Jetzt, wo diese Veränderungen bald abgeschlossen sind – was sind denn Ihre langfristigen Ziele für die Armaturenproduktion?

Das Ziel ist natürlich, zukunftsfähig aufgestellt zu sein, sprich, die Strukturkosten im Werk zu senken, aber trotzdem flexibel zu bleiben, was den Produktmix anbelangt. Um auch weiterhin auf geänderte Marktsituationen reagieren zu können. Und das ist enorm wichtig: Seit Mitte letzten Jahres haben wir eine hohe Auslastungswelle für Armaturen aus dem Energiesektor. Das war vor zwei Jahren so nicht abzusehen und geplant. Aber auch darauf können wir reagieren. Wir haben weiterhin ausreichend Maschinenkapazität und sind dabei, mit dem Personal wieder etwas nachzuziehen. Auch gilt es, unsere Kompetenzen bezüglich Schweißtechnik, Sondermaterialien und kundenspezifischer Qualifizierungs- und Dokumentationsanforderungen aufrechtzuerhalten und weiterzuentwickeln.

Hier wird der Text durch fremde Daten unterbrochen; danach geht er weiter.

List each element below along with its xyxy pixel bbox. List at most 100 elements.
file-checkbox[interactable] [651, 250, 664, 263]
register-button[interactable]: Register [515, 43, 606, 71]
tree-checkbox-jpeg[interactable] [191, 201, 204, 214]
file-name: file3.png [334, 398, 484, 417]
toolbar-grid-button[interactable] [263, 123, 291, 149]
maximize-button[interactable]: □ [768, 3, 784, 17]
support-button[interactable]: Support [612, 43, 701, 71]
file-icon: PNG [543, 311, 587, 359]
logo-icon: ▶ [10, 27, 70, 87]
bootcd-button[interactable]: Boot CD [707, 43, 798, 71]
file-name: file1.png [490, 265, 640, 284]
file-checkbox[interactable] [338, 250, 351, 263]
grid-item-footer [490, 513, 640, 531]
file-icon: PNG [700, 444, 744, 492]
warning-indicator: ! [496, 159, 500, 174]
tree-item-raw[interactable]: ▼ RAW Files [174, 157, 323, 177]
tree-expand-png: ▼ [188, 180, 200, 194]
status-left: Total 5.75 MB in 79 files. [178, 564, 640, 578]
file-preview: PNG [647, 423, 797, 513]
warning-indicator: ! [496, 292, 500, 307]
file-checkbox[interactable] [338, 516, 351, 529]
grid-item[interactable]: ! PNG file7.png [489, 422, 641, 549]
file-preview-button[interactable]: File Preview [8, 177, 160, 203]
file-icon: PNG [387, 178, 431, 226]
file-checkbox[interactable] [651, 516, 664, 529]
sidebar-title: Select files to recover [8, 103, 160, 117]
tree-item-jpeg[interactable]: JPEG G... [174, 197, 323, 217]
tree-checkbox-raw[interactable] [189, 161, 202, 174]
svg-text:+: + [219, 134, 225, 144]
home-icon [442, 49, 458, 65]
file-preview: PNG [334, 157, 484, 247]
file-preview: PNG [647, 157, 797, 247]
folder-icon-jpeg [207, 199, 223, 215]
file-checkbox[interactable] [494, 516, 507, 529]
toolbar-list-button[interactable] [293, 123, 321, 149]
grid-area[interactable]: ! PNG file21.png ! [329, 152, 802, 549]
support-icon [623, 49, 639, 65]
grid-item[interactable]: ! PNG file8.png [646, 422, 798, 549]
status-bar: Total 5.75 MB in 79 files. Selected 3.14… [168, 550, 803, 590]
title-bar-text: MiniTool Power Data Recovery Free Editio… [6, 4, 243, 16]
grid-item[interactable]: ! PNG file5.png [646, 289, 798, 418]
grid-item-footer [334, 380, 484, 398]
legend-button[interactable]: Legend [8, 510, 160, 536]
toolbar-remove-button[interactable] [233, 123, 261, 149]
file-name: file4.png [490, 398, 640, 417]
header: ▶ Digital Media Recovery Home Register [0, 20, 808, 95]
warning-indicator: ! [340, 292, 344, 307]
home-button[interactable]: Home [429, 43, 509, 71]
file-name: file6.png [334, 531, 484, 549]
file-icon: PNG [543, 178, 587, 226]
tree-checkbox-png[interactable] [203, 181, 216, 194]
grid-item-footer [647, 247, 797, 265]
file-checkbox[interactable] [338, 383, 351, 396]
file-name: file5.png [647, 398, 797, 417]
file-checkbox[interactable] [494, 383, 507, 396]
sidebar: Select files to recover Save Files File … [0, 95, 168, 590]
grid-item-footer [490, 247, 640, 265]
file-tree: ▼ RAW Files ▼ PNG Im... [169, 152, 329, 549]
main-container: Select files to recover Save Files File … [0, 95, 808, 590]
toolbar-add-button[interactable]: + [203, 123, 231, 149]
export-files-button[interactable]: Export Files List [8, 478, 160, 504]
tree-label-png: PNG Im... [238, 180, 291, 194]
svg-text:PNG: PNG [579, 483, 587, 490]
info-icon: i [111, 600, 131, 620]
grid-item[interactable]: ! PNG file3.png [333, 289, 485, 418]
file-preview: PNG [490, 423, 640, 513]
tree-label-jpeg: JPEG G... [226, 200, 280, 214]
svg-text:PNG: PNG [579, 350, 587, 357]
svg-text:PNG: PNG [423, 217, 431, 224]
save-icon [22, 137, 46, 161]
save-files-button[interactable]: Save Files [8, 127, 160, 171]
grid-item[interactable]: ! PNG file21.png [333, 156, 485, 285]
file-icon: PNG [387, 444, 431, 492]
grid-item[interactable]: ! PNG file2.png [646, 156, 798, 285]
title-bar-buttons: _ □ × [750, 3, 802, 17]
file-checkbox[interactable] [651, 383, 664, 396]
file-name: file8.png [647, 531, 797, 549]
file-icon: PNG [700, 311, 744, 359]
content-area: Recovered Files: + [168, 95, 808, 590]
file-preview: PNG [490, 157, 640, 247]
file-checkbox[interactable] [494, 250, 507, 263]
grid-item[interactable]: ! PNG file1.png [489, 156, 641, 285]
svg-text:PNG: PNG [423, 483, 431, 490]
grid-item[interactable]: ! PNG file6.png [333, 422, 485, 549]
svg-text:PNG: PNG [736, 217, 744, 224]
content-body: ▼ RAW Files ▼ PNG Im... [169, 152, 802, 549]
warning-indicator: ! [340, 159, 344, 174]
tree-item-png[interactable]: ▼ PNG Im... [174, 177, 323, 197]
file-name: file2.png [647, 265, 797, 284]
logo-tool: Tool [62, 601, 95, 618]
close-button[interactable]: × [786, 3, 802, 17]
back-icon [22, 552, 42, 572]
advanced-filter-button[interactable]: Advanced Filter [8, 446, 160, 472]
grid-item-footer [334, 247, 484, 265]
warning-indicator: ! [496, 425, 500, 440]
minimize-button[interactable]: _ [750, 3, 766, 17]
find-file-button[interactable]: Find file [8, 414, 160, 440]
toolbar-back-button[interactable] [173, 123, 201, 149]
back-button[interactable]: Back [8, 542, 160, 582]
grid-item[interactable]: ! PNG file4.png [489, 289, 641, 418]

Dies wird uns Chancen hinsichtlich neuer, anspruchsvoller Anwendungen wie zum Beispiel Energiespeicherung oder Hochtemperaturelektrolyse eröffnen.

Was wäre Ihr Rat an Führungskräfte, die Veränderungen gestalten müssen?

Ganz wichtig ist, von Anfang an die Mitarbeiter mitzunehmen, das Konzept zu erläutern und, wenn möglich, sie mitgestalten zu lassen. In den Workshops, an denen die Mitarbeiter beteiligt waren, kamen so viele Ideen. Ich war total begeistert und fasziniert. Wir haben uns im Team gegenseitig inspiriert und tolle Ideen entwickelt. Wenn der eine mal dachte: „Das wird nie klappen“, hatte der andere eine Idee, wie man das Problem lösen könnte. Die meisten unserer Mitarbeiter sind sehr stolz auf die KSB und gestalten gerne mit, wenn sie die Möglichkeit dazu haben. Sie sind ja diejenigen, die die Produkte produzieren, die wir verkaufen – das dürfen wir nicht vergessen.